Suivant son regard, Angélique découvrait, en effet, dans le fond de la salle, isolés et jouant aux dés d'un air renfrogné, le baron de Vauvenart, Grand-Bois et l'un des frères de Yolande, fils de Marcelline, Télesphore, qui était venu avec eux. Et même, elle se demandait si le quatrième n'était pas un des frères Defour du fond de la Baie Française.
– Un peu pirates qu'ils sont tous, ces gars-là, les Acadiens, commentait l'hôtesse du Navire de France. Tous tant qu'ils sont à trafiquer avec l'Anglais, bien à l'abri dans leurs repaires des côtes, dans le Sud... Et puis, tu vois ceux-là qui ont des bonnets bleus, ce sont des gens de Ville-Marie, de Montréal comme on dit maintenant. De gros malins qui se piquent de n'avoir que Dieu et la Vierge Marie comme seigneurs. Entre leurs saints et leurs marchands, crois-moi, ils ne sont pas à plaindre. Ils sont venus à Québec pour le départ des derniers navires. Ils vont se rembarquer sous peu avant que le fleuve ne gèle.

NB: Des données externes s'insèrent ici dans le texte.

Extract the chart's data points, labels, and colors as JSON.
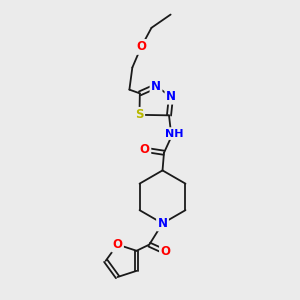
{
  "bg_color": "#ebebeb",
  "bond_color": "#1a1a1a",
  "atom_colors": {
    "O": "#ff0000",
    "N": "#0000ff",
    "S": "#b8b800",
    "H": "#4a9090",
    "C": "#1a1a1a"
  },
  "figsize": [
    3.0,
    3.0
  ],
  "dpi": 100
}
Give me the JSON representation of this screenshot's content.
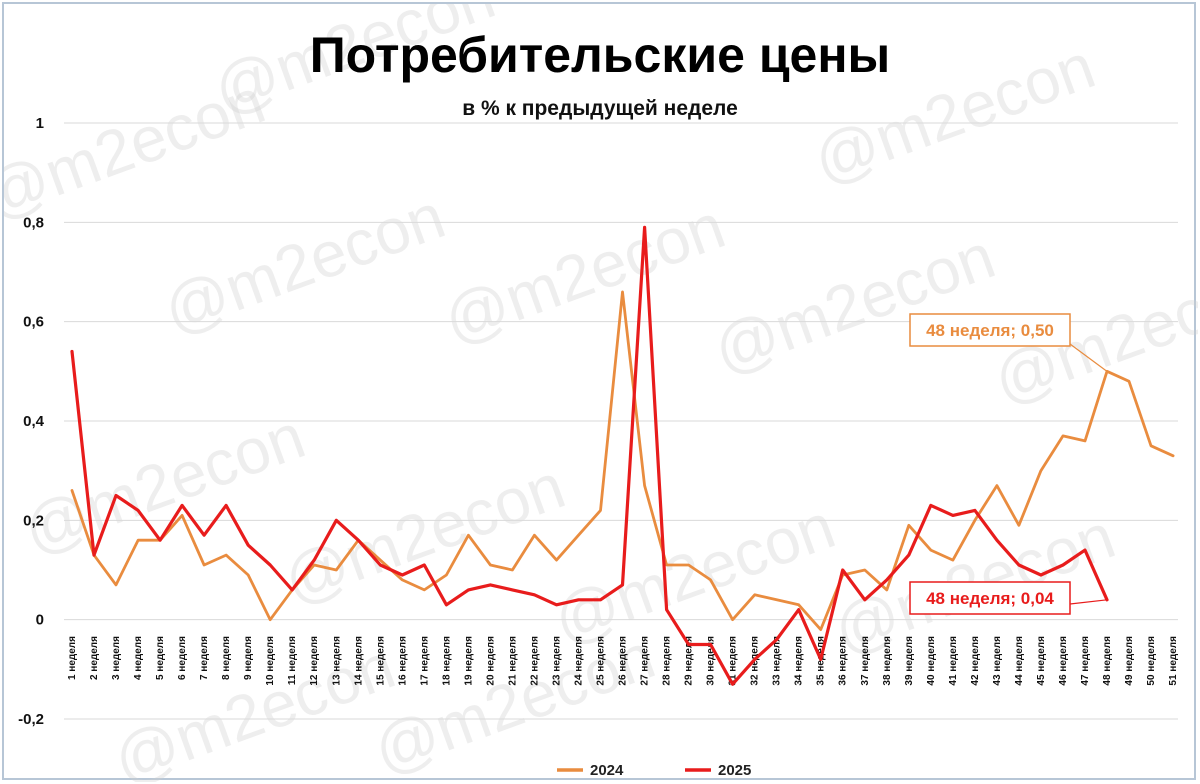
{
  "chart_data": {
    "type": "line",
    "title": "Потребительские цены",
    "subtitle": "в % к предыдущей неделе",
    "watermark": "@m2econ",
    "xlabel": "",
    "ylabel": "",
    "ylim": [
      -0.2,
      1
    ],
    "yticks": [
      -0.2,
      0,
      0.2,
      0.4,
      0.6,
      0.8,
      1
    ],
    "ytick_labels": [
      "-0,2",
      "0",
      "0,2",
      "0,4",
      "0,6",
      "0,8",
      "1"
    ],
    "grid": true,
    "legend_position": "bottom",
    "categories": [
      "1 неделя",
      "2 неделя",
      "3 неделя",
      "4 неделя",
      "5 неделя",
      "6 неделя",
      "7 неделя",
      "8 неделя",
      "9 неделя",
      "10 неделя",
      "11 неделя",
      "12 неделя",
      "13 неделя",
      "14 неделя",
      "15 неделя",
      "16 неделя",
      "17 неделя",
      "18 неделя",
      "19 неделя",
      "20 неделя",
      "21 неделя",
      "22 неделя",
      "23 неделя",
      "24 неделя",
      "25 неделя",
      "26 неделя",
      "27 неделя",
      "28 неделя",
      "29 неделя",
      "30 неделя",
      "31 неделя",
      "32 неделя",
      "33 неделя",
      "34 неделя",
      "35 неделя",
      "36 неделя",
      "37 неделя",
      "38 неделя",
      "39 неделя",
      "40 неделя",
      "41 неделя",
      "42 неделя",
      "43 неделя",
      "44 неделя",
      "45 неделя",
      "46 неделя",
      "47 неделя",
      "48 неделя",
      "49 неделя",
      "50 неделя",
      "51 неделя"
    ],
    "series": [
      {
        "name": "2024",
        "color": "#e98c3f",
        "values": [
          0.26,
          0.13,
          0.07,
          0.16,
          0.16,
          0.21,
          0.11,
          0.13,
          0.09,
          0.0,
          0.06,
          0.11,
          0.1,
          0.16,
          0.12,
          0.08,
          0.06,
          0.09,
          0.17,
          0.11,
          0.1,
          0.17,
          0.12,
          0.17,
          0.22,
          0.66,
          0.27,
          0.11,
          0.11,
          0.08,
          0.0,
          0.05,
          0.04,
          0.03,
          -0.02,
          0.09,
          0.1,
          0.06,
          0.19,
          0.14,
          0.12,
          0.2,
          0.27,
          0.19,
          0.3,
          0.37,
          0.36,
          0.5,
          0.48,
          0.35,
          0.33
        ]
      },
      {
        "name": "2025",
        "color": "#e81c1c",
        "values": [
          0.54,
          0.13,
          0.25,
          0.22,
          0.16,
          0.23,
          0.17,
          0.23,
          0.15,
          0.11,
          0.06,
          0.12,
          0.2,
          0.16,
          0.11,
          0.09,
          0.11,
          0.03,
          0.06,
          0.07,
          0.06,
          0.05,
          0.03,
          0.04,
          0.04,
          0.07,
          0.79,
          0.02,
          -0.05,
          -0.05,
          -0.13,
          -0.08,
          -0.04,
          0.02,
          -0.08,
          0.1,
          0.04,
          0.08,
          0.13,
          0.23,
          0.21,
          0.22,
          0.16,
          0.11,
          0.09,
          0.11,
          0.14,
          0.04,
          null,
          null,
          null
        ]
      }
    ],
    "annotations": [
      {
        "text": "48 неделя; 0,50",
        "series": "2024",
        "index": 47,
        "color": "#e98c3f"
      },
      {
        "text": "48 неделя; 0,04",
        "series": "2025",
        "index": 47,
        "color": "#e81c1c"
      }
    ]
  }
}
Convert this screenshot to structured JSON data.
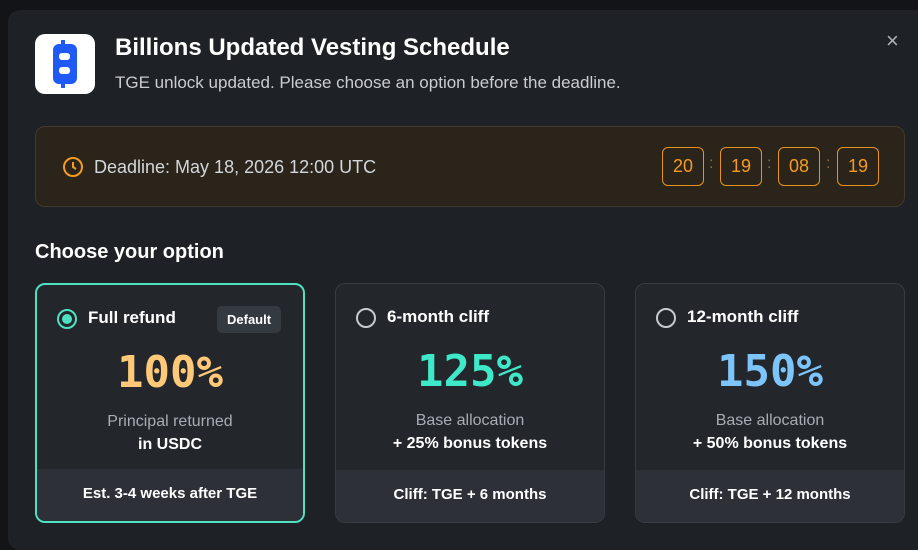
{
  "header": {
    "title": "Billions Updated Vesting Schedule",
    "subtitle": "TGE unlock updated. Please choose an option before the deadline."
  },
  "deadline": {
    "label": "Deadline: May 18, 2026 12:00 UTC",
    "countdown": [
      "20",
      "19",
      "08",
      "19"
    ]
  },
  "section_title": "Choose your option",
  "selected_option": 0,
  "options": [
    {
      "label": "Full refund",
      "badge": "Default",
      "percent": "100%",
      "accent": "#ffc978",
      "description": [
        "Principal returned",
        "in USDC"
      ],
      "footer": "Est. 3-4 weeks after TGE"
    },
    {
      "label": "6-month cliff",
      "percent": "125%",
      "accent": "#3ee8c8",
      "description": [
        "Base allocation",
        "+ 25% bonus tokens"
      ],
      "footer": "Cliff: TGE + 6 months"
    },
    {
      "label": "12-month cliff",
      "percent": "150%",
      "accent": "#7cc4f9",
      "description": [
        "Base allocation",
        "+ 50% bonus tokens"
      ],
      "footer": "Cliff: TGE + 12 months"
    }
  ]
}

Angélique souriait de voir la Polak adopter avec tant de fougue les querelles du pays.
– Et celui qui est là-bas dans ce coin ? l'interrogea-t-elle, en désignant un individu, tassé, près de la cheminée et qui buvait en solitaire.
– Oh ! Celui-là c'est le Bougre Rouge.
– Un vilain surnom7, fit Angélique avec une grimace, ne pouvant retenir un frisson.
La Polak baissa la voix.
– C'est lui qui a vu dans le ciel les canots en feu de la « chasse-galerie ». Un peu avant l'arrivée de vos navires.
– Ne serait-ce pas lui qui aurait lancé une pierre à mon chat ?
– C'est possible. C'est plein de sorciers et de magiciens par ici. Lui, il habite dans la falaise au-dessus des maisons de la rue Sous-le-Fort. Mais les meilleurs sorciers, on les trouve à l'Île d'Orléans. J'ai une amie qui est sorcière et qui m'apprend toutes sortes de choses. Ainsi je me réjouis que tu sois venue un vendredi, le jour de Vénus, c'est bon pour l'amitié.
– Comme tu es savante, ma Polak !
– Je me suis initiée, fit la Polak... en se rengorgeant.
Elle prit un livre sur les rayons d'une étagère.
– ... Tiens, regarde-moi ça... C'est savant.
– Tu possèdes des livres ?
– Eh oui ! Tout le monde a des livres ici.
– Tu as appris à lire, la Polak ?
– C'est le Jésuite qui m'a appris. Tu vois pourquoi je lui dois du dévouement à cet homme. Mais celui qui a le plus de livres et de grimoires, c'est le « Bougre Rouge ». Il s'y connaît en magie, le sorcier, il me donne des dents de loup et des os de chouette pour conjurer le mauvais sort. En Canada, on a besoin de protection... Crois-moi, y en a jamais de trop par ici de médailles ou talismans... contre le diable ou la police.
– Comment est-elle la police au Canada ?
– Tourmenteuse. Tracassière. Comme partout ailleurs.
Le lieutenant général de police se nommait le Sieur Garreau d'Entremont. La Polak l'appelait le Ronchon. Il n'était pas d'humeur frivole mais, selon elle, ce n'était pas un mauvais homme.
– Mais c'est un homme à principes. Cette espèce-là, tu sais, on ne peut pas l'impressionner ni l'avoir avec un sourire ou un cadeau. Si vous n'avez rien à vous reprocher tout ira bien. Sinon, il vous tiendra aux chausses et ne vous lâchera plus. Mais le plus dangereux c'est Noël Tardieu de La Vaudière, le procureur royal ; tu as dû le remarquer, hier, parmi les « puissances ». Un grand, frisé, beau garçon, l'air faraud.
– Ce jeune homme ? Il a l'air charmant.
– Méfie-toi de son charme ! Tu apprendras à le connaître, une teigne, j'te dis.
Une fois de plus elle tira son judas, et aussitôt requit l'attention d'Angélique d'un geste véhément.
– Oh ! Regarde qui vient là. Du beau monde !
Un groupe de gentilshommes entrait de façon conquérante et d'un air superbe dont l'effet se perdait dès le seuil, noyé dans le brouillard de la tabagie.